In Dante, Satan is found in the innermost circle frozen in ice. Satan is portrayed as a giant demon, frozen mid-breast in ice at the center of Hell. Satan has three faces and a pair of bat-like wings affixed under each chin. As Satan beats his wings, he creates a cold wind that continues to freeze the ice surrounding him and the other sinners in the Ninth Circle. The winds he creates are felt throughout the other circles of Hell. In his three mouths, he chews on Judas Iscariot, Marcus Junius Brutus and Gaius Cassius Longinus. As punishment, God banished Satan out of Heaven to an eternity in Hell as the ultimate sinner.
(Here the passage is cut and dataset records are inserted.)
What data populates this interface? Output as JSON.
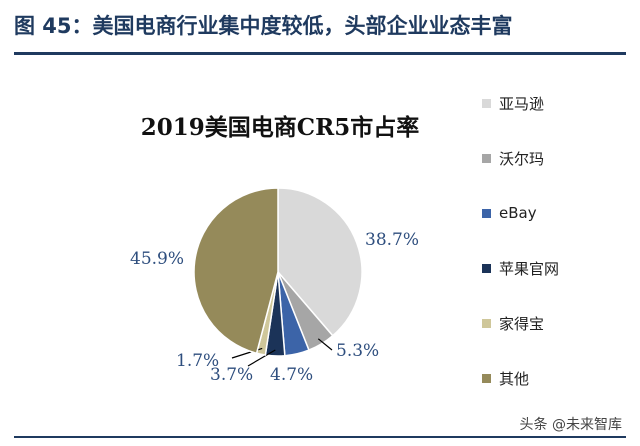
{
  "header": {
    "title": "图 45：美国电商行业集中度较低，头部企业业态丰富"
  },
  "chart_data": {
    "type": "pie",
    "title": "2019美国电商CR5市占率",
    "unit": "%",
    "categories": [
      "亚马逊",
      "沃尔玛",
      "eBay",
      "苹果官网",
      "家得宝",
      "其他"
    ],
    "values": [
      38.7,
      5.3,
      4.7,
      3.7,
      1.7,
      45.9
    ],
    "labels": [
      "38.7%",
      "5.3%",
      "4.7%",
      "3.7%",
      "1.7%",
      "45.9%"
    ],
    "colors": [
      "#d9d9d9",
      "#a6a6a6",
      "#3c64a8",
      "#1b3358",
      "#cfc79a",
      "#958a5a"
    ],
    "legend_position": "right"
  },
  "watermark": {
    "text": "头条 @未来智库"
  }
}
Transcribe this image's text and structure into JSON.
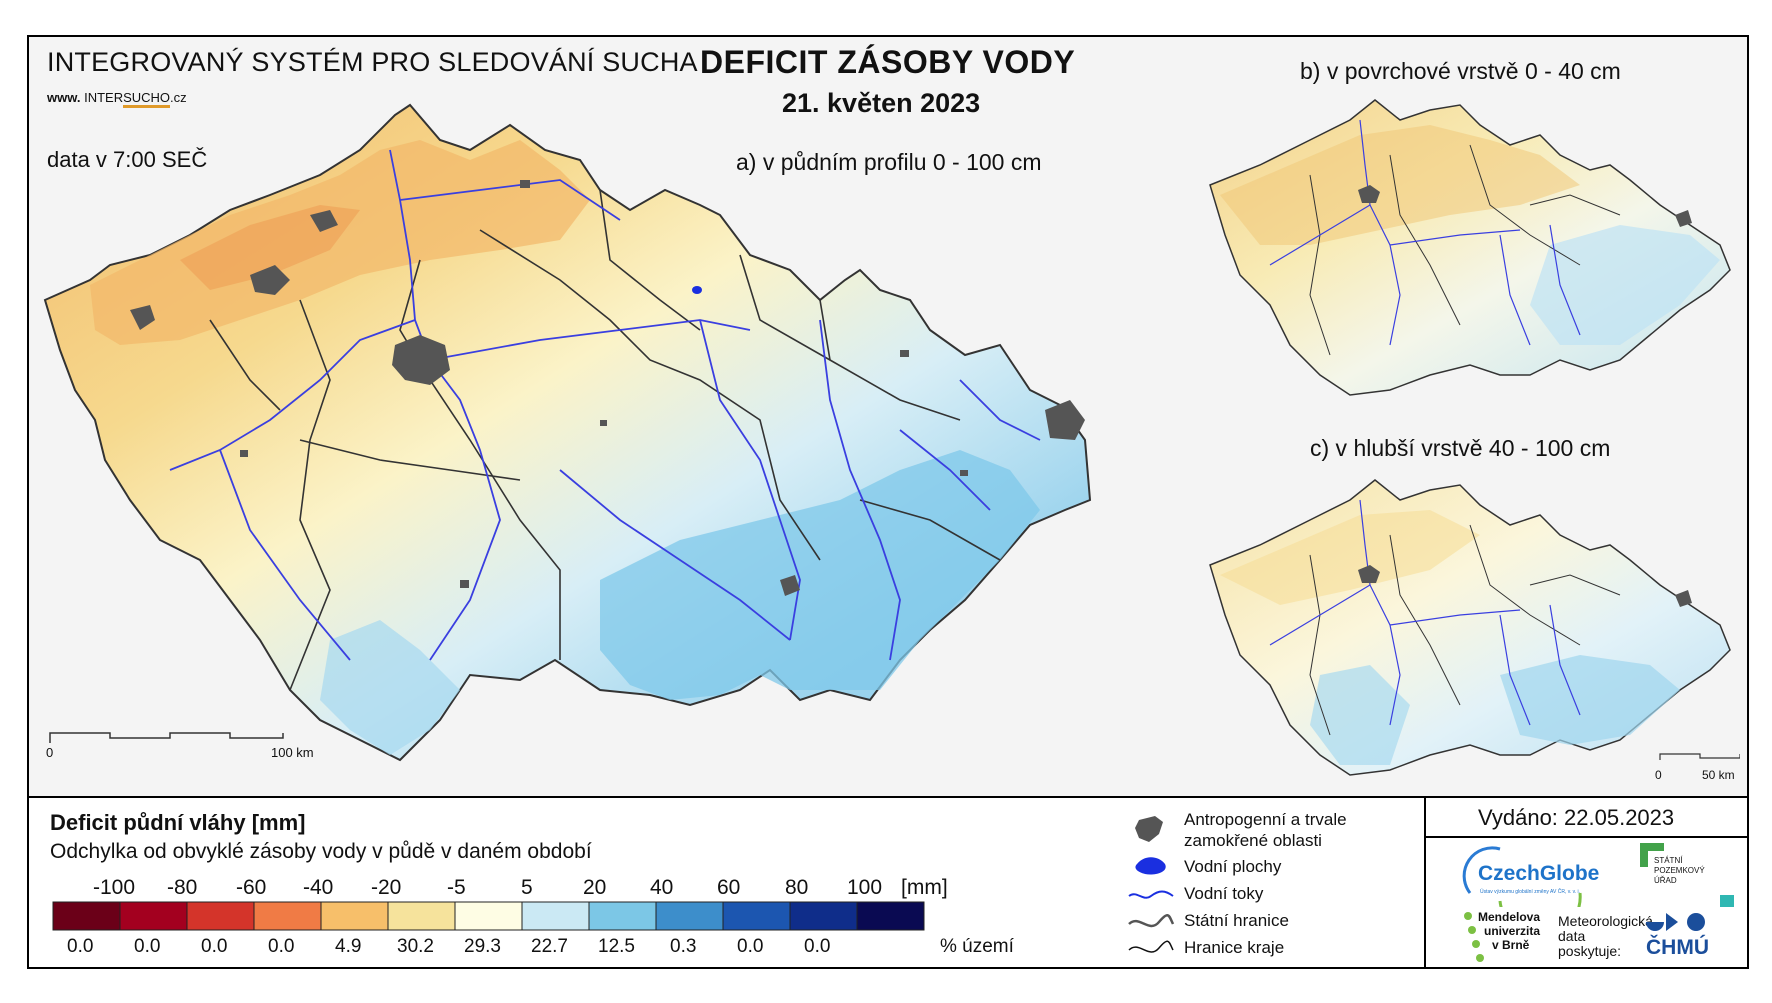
{
  "header": {
    "system_title": "INTEGROVANÝ SYSTÉM PRO SLEDOVÁNÍ SUCHA",
    "website_prefix": "www.",
    "website_inter": "INTER",
    "website_sucho": "SUCHO",
    "website_suffix": ".cz",
    "data_time": "data v 7:00 SEČ",
    "main_title": "DEFICIT ZÁSOBY VODY",
    "date": "21. květen 2023"
  },
  "maps": {
    "a_title": "a) v půdním profilu 0 - 100 cm",
    "b_title": "b) v povrchové vrstvě 0 - 40 cm",
    "c_title": "c) v hlubší vrstvě 40 - 100 cm",
    "scale_main": {
      "zero": "0",
      "end": "100 km"
    },
    "scale_small": {
      "zero": "0",
      "end": "50 km"
    }
  },
  "legend": {
    "title": "Deficit půdní vláhy  [mm]",
    "subtitle": "Odchylka od obvyklé zásoby vody v půdě v daném období",
    "scale_labels": [
      "-100",
      "-80",
      "-60",
      "-40",
      "-20",
      "-5",
      "5",
      "20",
      "40",
      "60",
      "80",
      "100"
    ],
    "unit": "[mm]",
    "colors": [
      "#6b0018",
      "#a3001f",
      "#d4342a",
      "#f07b45",
      "#f7bf6a",
      "#f6e39c",
      "#fefde4",
      "#cbe9f4",
      "#7cc7e6",
      "#3d8ecb",
      "#1c56b0",
      "#0f2d8a",
      "#0a0a52"
    ],
    "percentages": [
      "0.0",
      "0.0",
      "0.0",
      "0.0",
      "4.9",
      "30.2",
      "29.3",
      "22.7",
      "12.5",
      "0.3",
      "0.0",
      "0.0"
    ],
    "percent_unit": "% území"
  },
  "symbols": {
    "anthropogenic": "Antropogenní a trvale zamokřené oblasti",
    "anthropogenic_line1": "Antropogenní a trvale",
    "anthropogenic_line2": "zamokřené oblasti",
    "water_bodies": "Vodní plochy",
    "water_courses": "Vodní toky",
    "state_border": "Státní hranice",
    "region_border": "Hranice kraje"
  },
  "issued": "Vydáno: 22.05.2023",
  "providers": {
    "czechglobe": "CzechGlobe",
    "czechglobe_small": "Ústav výzkumu globální změny AV ČR, v. v. i.",
    "spu_line1": "STÁTNÍ",
    "spu_line2": "POZEMKOVÝ",
    "spu_line3": "ÚŘAD",
    "mendel_line1": "Mendelova",
    "mendel_line2": "univerzita",
    "mendel_line3": "v Brně",
    "meteo_line1": "Meteorologická",
    "meteo_line2": "data",
    "meteo_line3": "poskytuje:",
    "chmu": "ČHMÚ"
  }
}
https://upload.wikimedia.org/wikipedia/commons/a/ad/DVinfernoLuciferKingOfHell_m.jpg

It is in the fourth ring of the ninth circle, where the worst sinners, the betrayers to their benefactors, are punished. Here, these condemned souls, frozen into the ice, are completely unable to move or speak and are contorted into all sorts of fantastical shapes as a part of their punishment. Dante examines the sinners who are “covered wholly [by ice], / showing like straw in glass – some lying prone, / and some erect, some with the head towards us, / the others with the bottoms of the feet; another like a bow bent feet to face” (Canto 34, 231-2) This circle of Hell is a complete separation from any life and, for Dante, the deepest isolation is to suffer separation from the source of all light and life and warmth. If we want to relate this back to Milton, the 9th circle is the farthest one can be from Heaven, and thus, Satan and the three sinners in his mouth are the farthest from God’s healing warmth and thus will suffer in self-imposed cold. 
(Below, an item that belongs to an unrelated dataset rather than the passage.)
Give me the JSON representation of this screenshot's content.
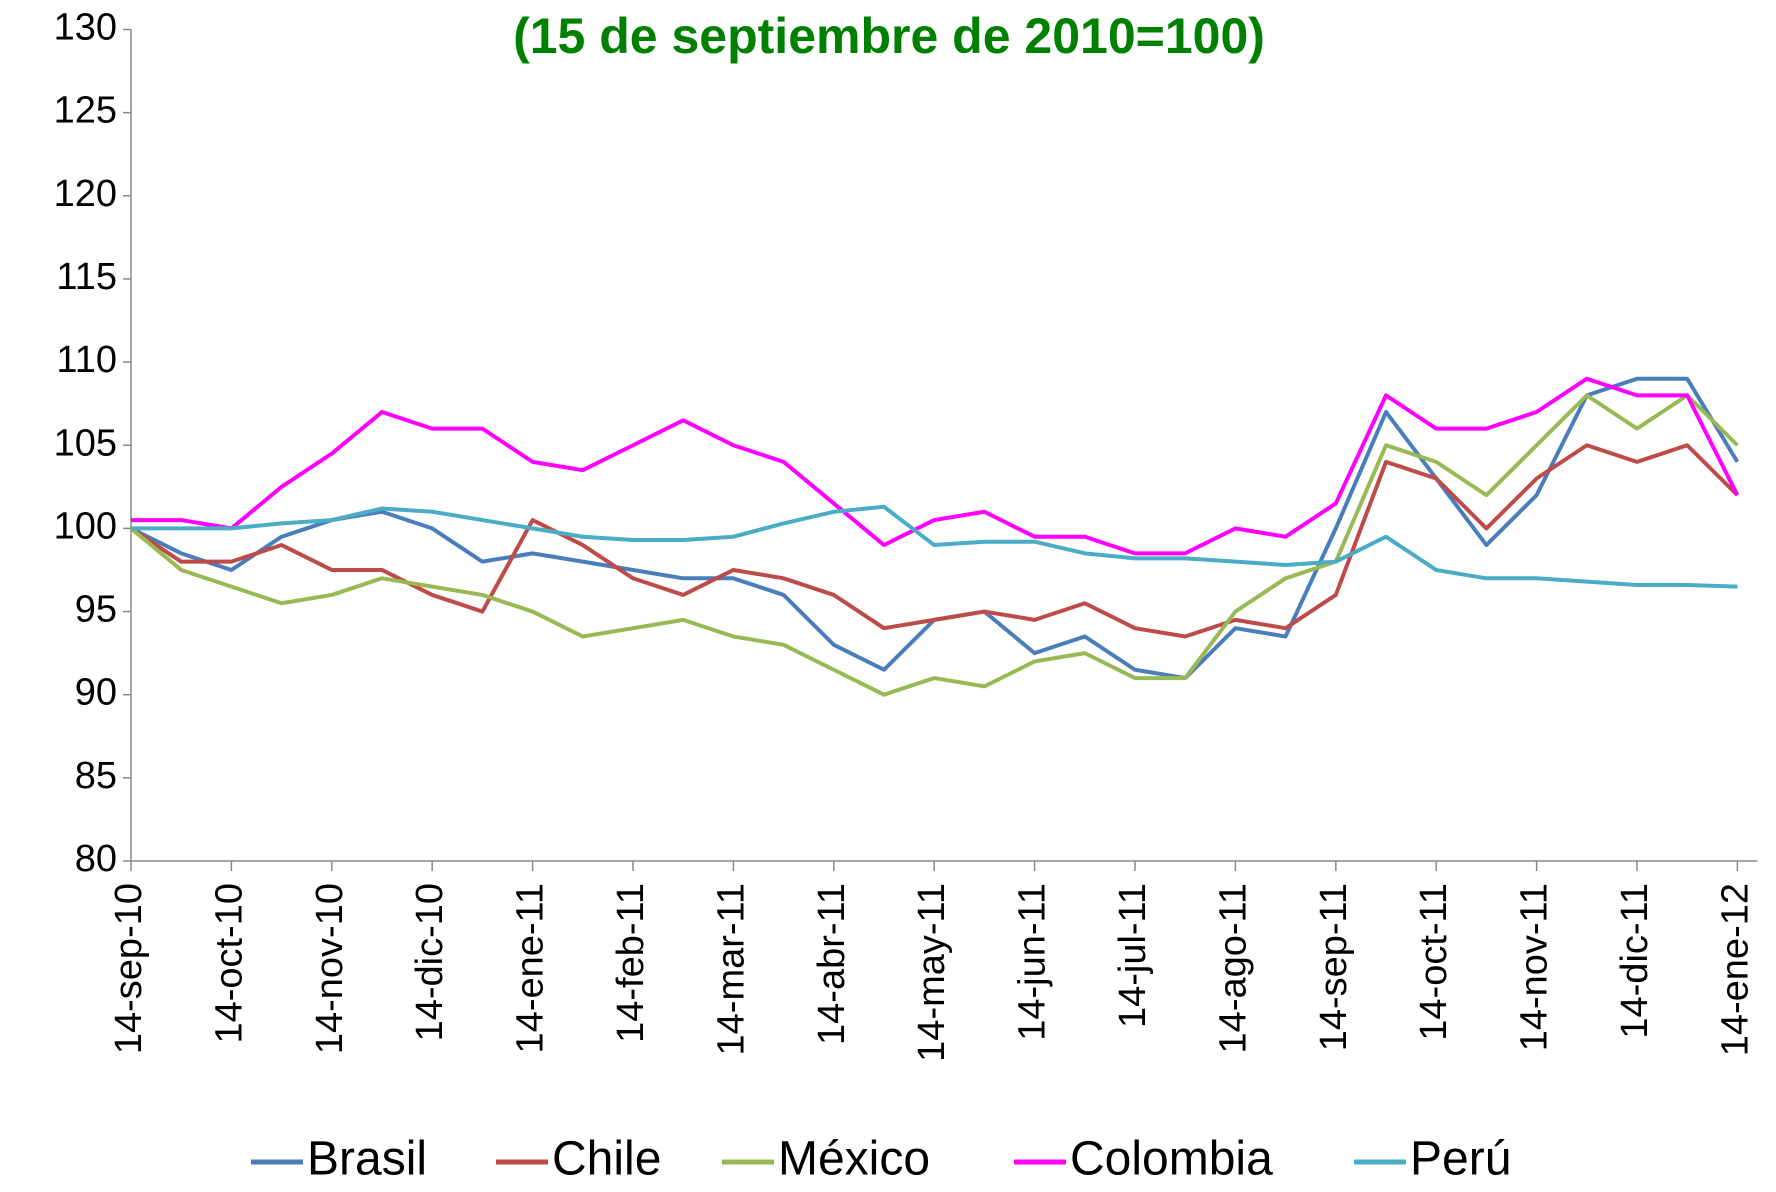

All of this answers my first question: why did writers choose to describe hell as cold? However, this really doesn’t explain why a hot hell is the more popular interpretation. My thought process is that there is this idea of warmth present in God’s Heaven, seen in Milton. Perhaps, since hell is a twisted and wicked place for the wicked, this idea of warmth also gets corrupted, turning from a pleasant temperature to an overbearing and burning sensation. Like I said, conjecture and this post is already too long so I won’t get into it too much, but I wonder if you agree or disagree with this idea–or any of the ideas I presented here!

Bibliography

Henry Preble and Samuel Macauley Jackson. “Document. The Scorn of the World: A Poem in Three Books.” The American Journal of Theology 10, no. 1 (1906): 72–101. http://www.jstor.org/stable/3153862

“St. Paul’s Apocalypse,” in Visions of Heaven and Hell Before Dante, ed. Eileen Gardiner (New York, New York: Italica Press, 1989), 13-46.

“The John Milton Reading Room.” Dartmouth.edu, Dartmouth College, 1997-2021. https://milton.host.dartmouth.edu/reading_room/contents/text.shtml

https://wyomingcatholic.edu/wp-content/uploads/dante-01-inferno.pdf 

5 thoughts on “It’s Cold As Hell

  1. I enjoy the paradoxical descriptions of an “icy-hot” hell. I think these logic- defying descriptions properly describe how awful a place like Hell can be— the evil is beyond our comprehension.

  2. Beautifully said. I can attest to the fact that hell is certainly cold as God sent me there on the early morning (a little or a couple hours past midnight) of October 4th. He banished me there and in my experience there was no sense of time whatsoever. I was stuck in the fetal position naked shivering endlessly and becoming super cold, almost to the point of freezing, with no end in sight. For me, that is what hell was. Me suffering timelessly with an eternal darkness in my background.

    1. It was very traumatic, but necessary. I have since given my life to God and vowed to live His way. And since then, my life has been infinitely better. 💜✝️.
      Thank you for this knowledge as I was extremely confused as to why hell was cold to me, as it goes against all I was taught about hell growing up.